Despite a crackdown on mobile phone use by drivers at the wheel, thousands of motorists are still being caught breaking the law.

Since March 1 alone, more than 6,000 drivers have been stopped for mobile phone offences while driving. That equates to 200 offenders a day.


In the same month, the penalty increased to a minimum of a £200 fine and six penalty points.

Steve Gooding, director of motoring research charity The RAC Foundation, said: "Driving is a safety-critical activity that requires our full attention.

"Hands need to be on the wheel and eyes looking out of the windscreen, not down at the phone screen."

A third of the offences were reported from London, making it the highest offending city in the UK.

Details of the offences were obtained by the Press Association under the Freedom of Information Act.

The files also document different examples of offences, including one man who was caught on his mobile phone while driving a 7.5-tonne lorry round a roundabout.

Another was a businessman caught doing his mobile banking while traveling on the M5 motorway near Birmingham.
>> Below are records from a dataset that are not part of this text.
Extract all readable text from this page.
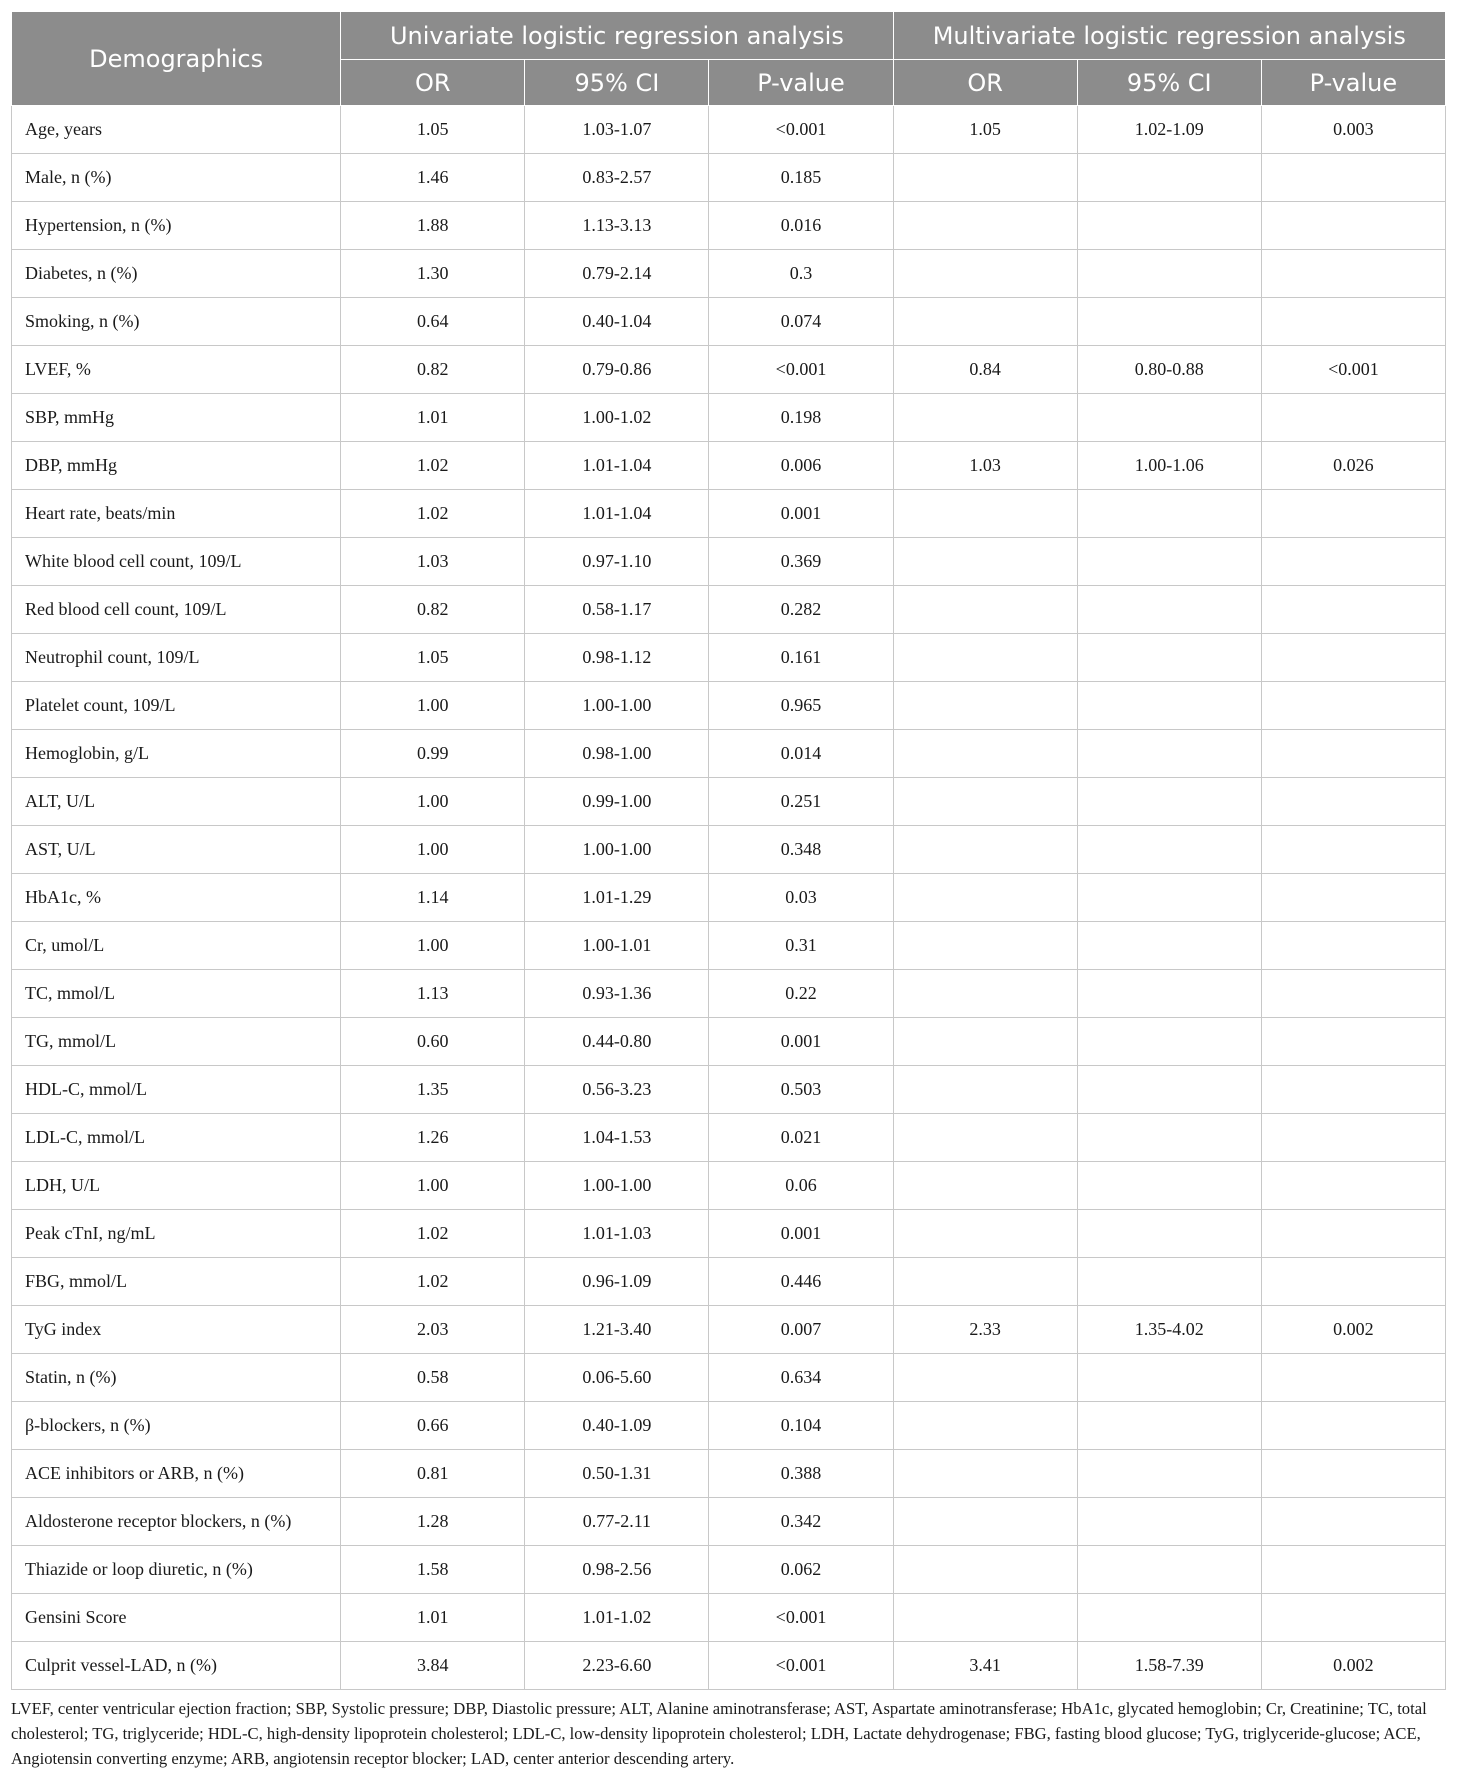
Demographics	Univariate logistic regression analysis			Multivariate logistic regression analysis		
	OR	95% CI	P-value	OR	95% CI	P-value
Age, years	1.05	1.03-1.07	<0.001	1.05	1.02-1.09	0.003
Male, n (%)	1.46	0.83-2.57	0.185			
Hypertension, n (%)	1.88	1.13-3.13	0.016			
Diabetes, n (%)	1.30	0.79-2.14	0.3			
Smoking, n (%)	0.64	0.40-1.04	0.074			
LVEF, %	0.82	0.79-0.86	<0.001	0.84	0.80-0.88	<0.001
SBP, mmHg	1.01	1.00-1.02	0.198			
DBP, mmHg	1.02	1.01-1.04	0.006	1.03	1.00-1.06	0.026
Heart rate, beats/min	1.02	1.01-1.04	0.001			
White blood cell count, 109/L	1.03	0.97-1.10	0.369			
Red blood cell count, 109/L	0.82	0.58-1.17	0.282			
Neutrophil count, 109/L	1.05	0.98-1.12	0.161			
Platelet count, 109/L	1.00	1.00-1.00	0.965			
Hemoglobin, g/L	0.99	0.98-1.00	0.014			
ALT, U/L	1.00	0.99-1.00	0.251			
AST, U/L	1.00	1.00-1.00	0.348			
HbA1c, %	1.14	1.01-1.29	0.03			
Cr, umol/L	1.00	1.00-1.01	0.31			
TC, mmol/L	1.13	0.93-1.36	0.22			
TG, mmol/L	0.60	0.44-0.80	0.001			
HDL-C, mmol/L	1.35	0.56-3.23	0.503			
LDL-C, mmol/L	1.26	1.04-1.53	0.021			
LDH, U/L	1.00	1.00-1.00	0.06			
Peak cTnI, ng/mL	1.02	1.01-1.03	0.001			
FBG, mmol/L	1.02	0.96-1.09	0.446			
TyG index	2.03	1.21-3.40	0.007	2.33	1.35-4.02	0.002
Statin, n (%)	0.58	0.06-5.60	0.634			
β-blockers, n (%)	0.66	0.40-1.09	0.104			
ACE inhibitors or ARB, n (%)	0.81	0.50-1.31	0.388			
Aldosterone receptor blockers, n (%)	1.28	0.77-2.11	0.342			
Thiazide or loop diuretic, n (%)	1.58	0.98-2.56	0.062			
Gensini Score	1.01	1.01-1.02	<0.001			
Culprit vessel-LAD, n (%)	3.84	2.23-6.60	<0.001	3.41	1.58-7.39	0.002
LVEF, center ventricular ejection fraction; SBP, Systolic pressure; DBP, Diastolic pressure; ALT, Alanine aminotransferase; AST, Aspartate aminotransferase; HbA1c, glycated hemoglobin; Cr, Creatinine; TC, total cholesterol; TG, triglyceride; HDL-C, high-density lipoprotein cholesterol; LDL-C, low-density lipoprotein cholesterol; LDH, Lactate dehydrogenase; FBG, fasting blood glucose; TyG, triglyceride-glucose; ACE, Angiotensin converting enzyme; ARB, angiotensin receptor blocker; LAD, center anterior descending artery.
And in October last year, Tomasz Kroker was jailed for 10 years after he killed a mother and her three children in a horrifying crash on the A34 near Newbury, due to him being distracted by his mobile phone.

President of the AA Edmund King, told the BBC: "We know we can't change the attitudes and actions of all drivers overnight.

"We now have stricter penalties so need to continue with education campaigns including driving schools, plus more police enforcement."